Few of my Mom's eight children realized what was ahead after the doctor used those words to describe a bug she had caught after being treated for what seemed like a run-of-the-mill infection.

Antibiotics had dealt with the initial infection, but they also had killed off the "good bacteria" in her colon, allowing the bad ones to flourish.

On Christmas Day, the day after Mom was rushed to the ER at Advocate Lutheran General Hospital in Park Ridge, the doctor described C. diff., or Clostridium difficile, as a super bug, like MRSA. Once they figured out what was making Mom so sick, she was put into a room by herself - in isolation so the bug wouldn't be spread. Her children, all adults, could visit, but only if they put on a medical gown and gloves. We were not allowed to touch her soft skin, skin to skin. Her many grandchildren would not be allowed to visit.

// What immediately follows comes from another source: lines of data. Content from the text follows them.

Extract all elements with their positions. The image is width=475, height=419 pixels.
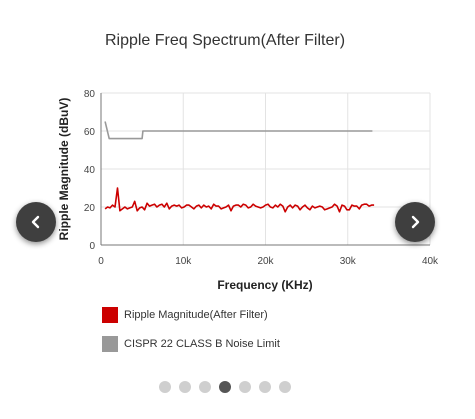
- x-tick-label: 20k: [257, 256, 274, 267]
- legend-swatch-noise-limit: [102, 336, 118, 352]
- y-tick-label: 80: [84, 89, 96, 100]
- x-tick-label: 0: [98, 256, 104, 267]
- pagination-dot[interactable]: [199, 381, 211, 393]
- x-tick-label: 30k: [340, 256, 357, 267]
- legend-item-ripple[interactable]: Ripple Magnitude(After Filter): [102, 307, 268, 323]
- x-axis-label: Frequency (KHz): [217, 278, 312, 292]
- pagination-dot[interactable]: [279, 381, 291, 393]
- pagination-dots: [159, 381, 299, 393]
- legend-swatch-ripple: [102, 307, 118, 323]
- series-line-ripple: [104, 187, 375, 213]
- y-tick-label: 0: [89, 241, 95, 252]
- pagination-dot[interactable]: [259, 381, 271, 393]
- x-tick-label: 10k: [175, 256, 192, 267]
- previous-slide-button[interactable]: [16, 202, 56, 242]
- chevron-right-icon: [411, 215, 420, 229]
- y-axis-label: Ripple Magnitude (dBuV): [57, 98, 71, 241]
- chart-grid: [100, 92, 431, 246]
- y-tick-label: 40: [84, 165, 96, 176]
- y-tick-label: 60: [84, 127, 96, 138]
- pagination-dot[interactable]: [239, 381, 251, 393]
- legend-item-noise-limit[interactable]: CISPR 22 CLASS B Noise Limit: [102, 336, 280, 352]
- legend-label-noise-limit: CISPR 22 CLASS B Noise Limit: [124, 338, 280, 350]
- pagination-dot[interactable]: [219, 381, 231, 393]
- chart-series: [104, 121, 375, 213]
- pagination-dot[interactable]: [159, 381, 171, 393]
- x-tick-label: 40k: [422, 256, 439, 267]
- chevron-left-icon: [31, 215, 40, 229]
- y-tick-label: 20: [84, 203, 96, 214]
- series-line-noise-limit: [104, 121, 373, 140]
- chart-axes: 0 20 40 60 80 0 10k 20k 30k 40k: [84, 89, 439, 267]
- next-slide-button[interactable]: [395, 202, 435, 242]
- legend-label-ripple: Ripple Magnitude(After Filter): [124, 309, 268, 321]
- pagination-dot[interactable]: [179, 381, 191, 393]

Still, it didn't seem possible that this bug could take this strong, healthy woman who had seen her way through so many struggles and come out grateful and full of love and life. We'd all seen her come flying through an operation to fix a broken ankle and another to fix a broken bone in her back. So now, nearly through treatment to heal a fractured pelvis, she was faced with an infection. Surely the drugs would win. It just meant she'd spend Christmas and longer in the hospital, until the drugs could kill the bug.

And yet, an older brother who is a doctor in Minneapolis must have known how serious C. diff. can be. He and his wife hopped in the car early, the day after Christmas, and drove the 7½ hours straight to Lutheran General. The three of us laughed about the gowns and gloves in the hallway, racing to see who could get it all on first. They patiently watched for Mom to wake up between bouts of exhaustion and to make a joke.

But by Saturday, the bug had started to win. Mom was transferred to intensive care. Her white blood cell count just kept rising, despite more antibiotics, and her body was shutting down.

By Sunday noon, it was time to call a priest and make Mom comfortable. With the caring and gentle guidance of the nurses and doctors at Lutheran General, our family decided Mom needed a break from the feeding tube and breathing mask and everything she had fought to remove from her face in the past two days. Barely able to talk, Mom answered yes when I asked if she wanted us to remove the tube that was down her nose.

And then, she was at peace, as, around her bedside, we sang and sang and sang songs that she had cherished, filling the ICU with awful singing and lots of tears. And we prayed and told stories and promised her so many, many things. And thanked her again and again for all she had done for us.